The project also addresses critical gaps in the existing literature on LLMs in translation and terminology. While previous studies have explored the general capabilities of LLMs for translation and terminology tasks, few have examined their ability to handle language-variety-specific terminology in specialized fields. UniTermGPT contributes to this emerging area of research, emphasizing the societal relevance of terminology management in an AI-driven age. By highlighting the importance of precision and inclusivity in translation, the project underscores the broader implications of linguistic diversity in LLM development.

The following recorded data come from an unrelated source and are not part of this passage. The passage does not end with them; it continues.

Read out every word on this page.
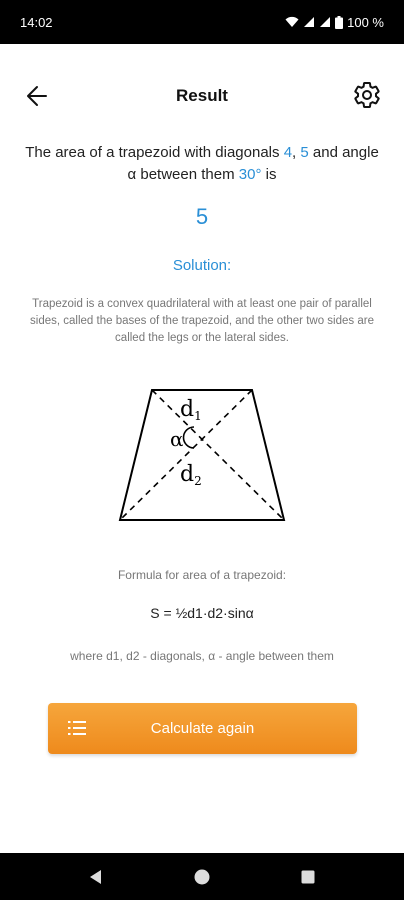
14:02	100 %
Result
The area of a trapezoid with diagonals 4, 5 and angle α between them 30° is
5
Solution:
Trapezoid is a convex quadrilateral with at least one pair of parallel sides, called the bases of the trapezoid, and the other two sides are called the legs or the lateral sides.
d1
α
d2
Formula for area of a trapezoid:
S = ½d1·d2·sinα
where d1, d2 - diagonals, α - angle between them
Calculate again
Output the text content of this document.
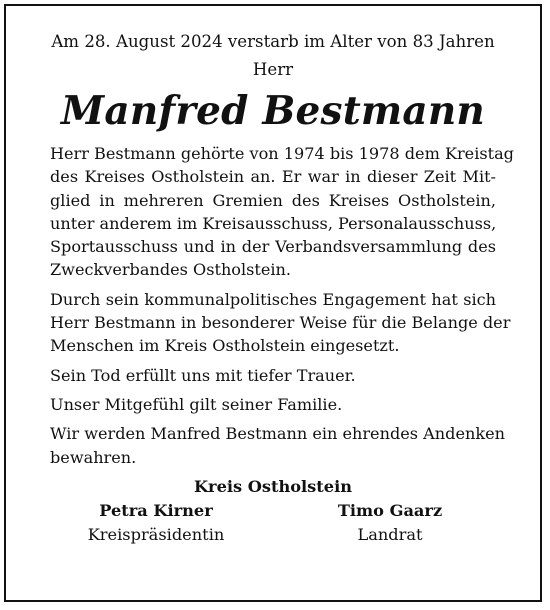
Am 28. August 2024 verstarb im Alter von 83 Jahren

Herr

Manfred Bestmann

Herr Bestmann gehörte von 1974 bis 1978 dem Kreistag
des Kreises Ostholstein an. Er war in dieser Zeit Mit-
glied in mehreren Gremien des Kreises Ostholstein,
unter anderem im Kreisausschuss, Personalausschuss,
Sportausschuss und in der Verbandsversammlung des
Zweckverbandes Ostholstein.

Durch sein kommunalpolitisches Engagement hat sich
Herr Bestmann in besonderer Weise für die Belange der
Menschen im Kreis Ostholstein eingesetzt.

Sein Tod erfüllt uns mit tiefer Trauer.

Unser Mitgefühl gilt seiner Familie.

Wir werden Manfred Bestmann ein ehrendes Andenken
bewahren.

Kreis Ostholstein

Petra Kirner
Kreispräsidentin
Timo Gaarz
Landrat
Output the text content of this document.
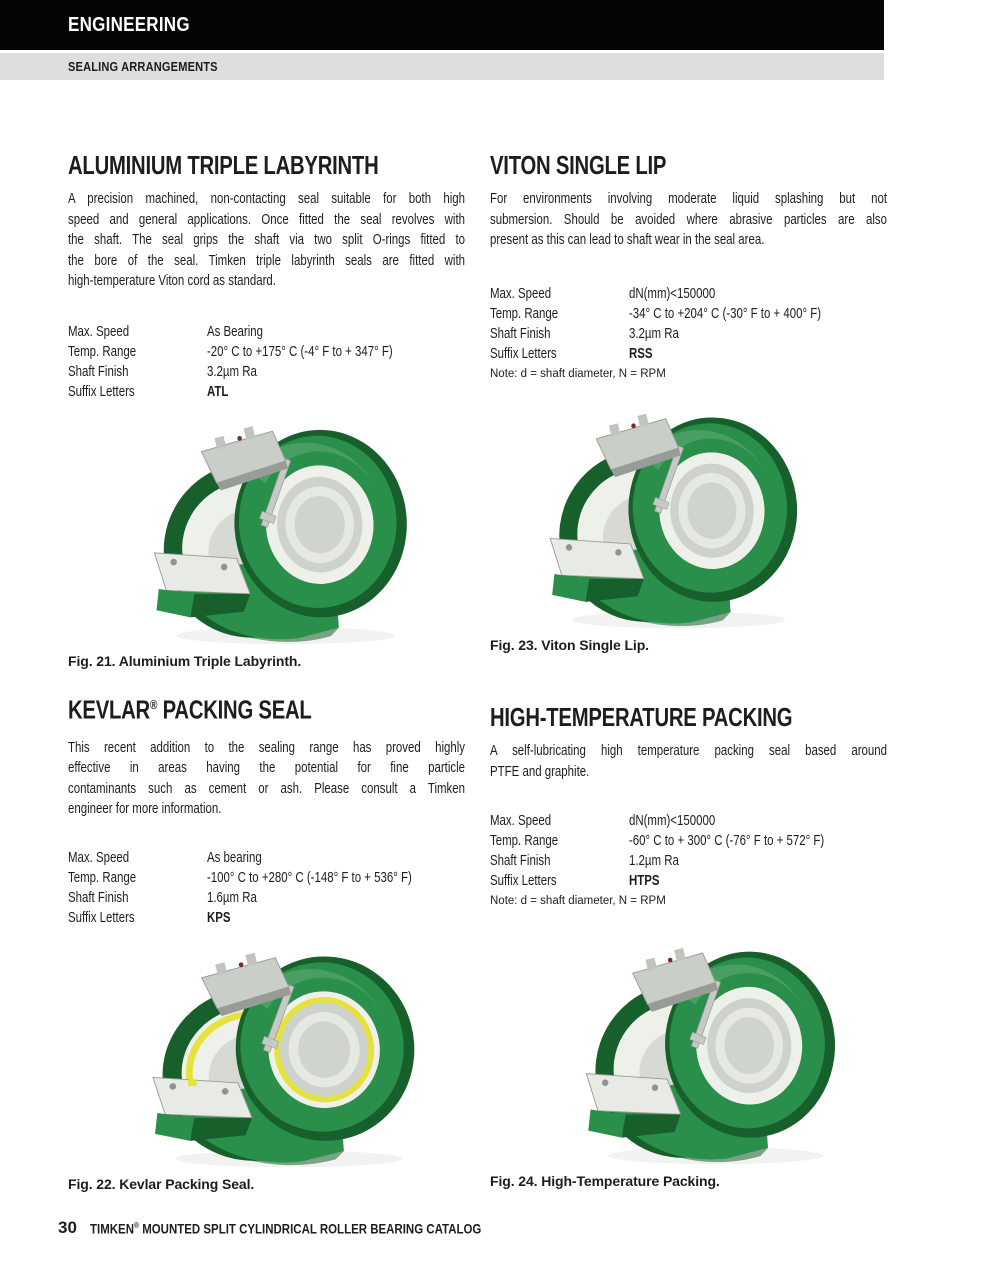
ENGINEERING
SEALING ARRANGEMENTS
ALUMINIUM TRIPLE LABYRINTH
A precision machined, non-contacting seal suitable for both high
speed and general applications. Once fitted the seal revolves with
the shaft. The seal grips the shaft via two split O-rings fitted to
the bore of the seal. Timken triple labyrinth seals are fitted with
high-temperature Viton cord as standard.
Max. Speed	As Bearing
Temp. Range	-20° C to +175° C (-4° F to + 347° F)
Shaft Finish	3.2µm Ra
Suffix Letters	ATL
Fig. 21. Aluminium Triple Labyrinth.
VITON SINGLE LIP
For environments involving moderate liquid splashing but not
submersion. Should be avoided where abrasive particles are also
present as this can lead to shaft wear in the seal area.
Max. Speed	dN(mm)<150000
Temp. Range	-34° C to +204° C (-30° F to + 400° F)
Shaft Finish	3.2µm Ra
Suffix Letters	RSS
Note: d = shaft diameter, N = RPM
Fig. 23. Viton Single Lip.
KEVLAR® PACKING SEAL
This recent addition to the sealing range has proved highly
effective in areas having the potential for fine particle
contaminants such as cement or ash. Please consult a Timken
engineer for more information.
Max. Speed	As bearing
Temp. Range	-100° C to +280° C (-148° F to + 536° F)
Shaft Finish	1.6µm Ra
Suffix Letters	KPS
Fig. 22. Kevlar Packing Seal.
HIGH-TEMPERATURE PACKING
A self-lubricating high temperature packing seal based around
PTFE and graphite.
Max. Speed	dN(mm)<150000
Temp. Range	-60° C to + 300° C (-76° F to + 572° F)
Shaft Finish	1.2µm Ra
Suffix Letters	HTPS
Note: d = shaft diameter, N = RPM
Fig. 24. High-Temperature Packing.
30 TIMKEN® MOUNTED SPLIT CYLINDRICAL ROLLER BEARING CATALOG
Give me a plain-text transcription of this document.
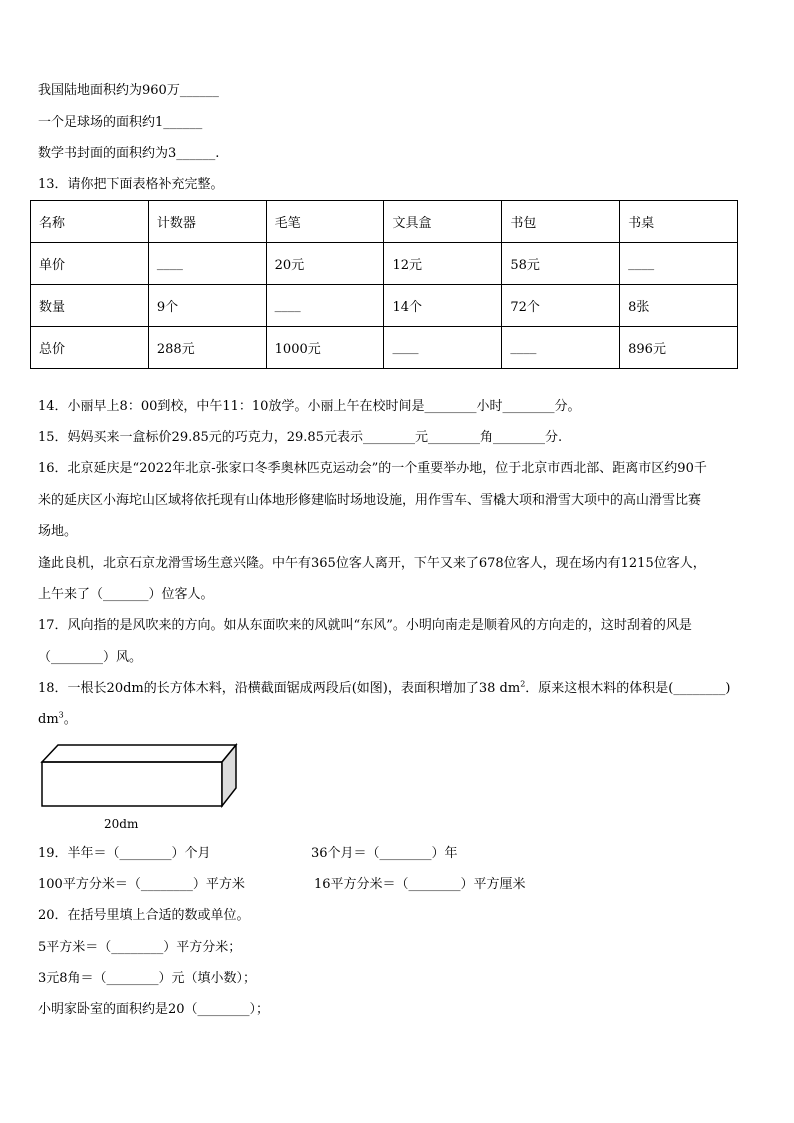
我国陆地面积约为960万______
一个足球场的面积约1______
数学书封面的面积约为3______.
13．请你把下面表格补充完整。
名称	计数器	毛笔	文具盒	书包	书桌
单价	____	20元	12元	58元	____
数量	9个	____	14个	72个	8张
总价	288元	1000元	____	____	896元
14．小丽早上8：00到校，中午11：10放学。小丽上午在校时间是________小时________分。
15．妈妈买来一盒标价29.85元的巧克力，29.85元表示________元________角________分.
16．北京延庆是“2022年北京-张家口冬季奥林匹克运动会”的一个重要举办地，位于北京市西北部、距离市区约90千
米的延庆区小海坨山区域将依托现有山体地形修建临时场地设施，用作雪车、雪橇大项和滑雪大项中的高山滑雪比赛
场地。
逢此良机，北京石京龙滑雪场生意兴隆。中午有365位客人离开，下午又来了678位客人，现在场内有1215位客人，
上午来了（_______）位客人。
17．风向指的是风吹来的方向。如从东面吹来的风就叫“东风”。小明向南走是顺着风的方向走的，这时刮着的风是
（________）风。
18．一根长20dm的长方体木料，沿横截面锯成两段后(如图)，表面积增加了38 $dm^2$．原来这根木料的体积是(________)
$dm^3$。
20dm
19．半年＝（________）个月	36个月＝（________）年
100平方分米＝（________）平方米	16平方分米＝（________）平方厘米
20．在括号里填上合适的数或单位。
5平方米＝（________）平方分米；
3元8角＝（________）元（填小数）；
小明家卧室的面积约是20（________）；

In addition to its research contributions, UniTermGPT offers practical recommendations for translators, terminologists and other stakeholders. These recommendations include strategies for effective prompt engineering, guidelines for integrating LLM tools into professional workflows, and best practices for addressing language- variety-specific terminology in translation. A policy brief further underscores the societal relevance of the project, advocating for the ethical and inclusive use of LLMs in translation and terminology work. The findings also benefit underrepresented communities because UniTermGPT promotes linguistic inclusion in LLM development as well as consideration in translation practices. It also informs more inclusive language and translation policies.
In conclusion, UniTermGPT represents a significant step forward in the application of LLMs to specialized translation and terminology work. By addressing the overlooked topic of language- variety-specific terminology, the project contributes to the broader goals of inclusivity, precision and societal relevance in LLM-supported translation. The findings and recommendations of UniTermGPT promise to inform both academic research and professional practice, ensuring that the transformative potential of LLMs is harnessed responsibly and effectively in the (digital) humanities and beyond.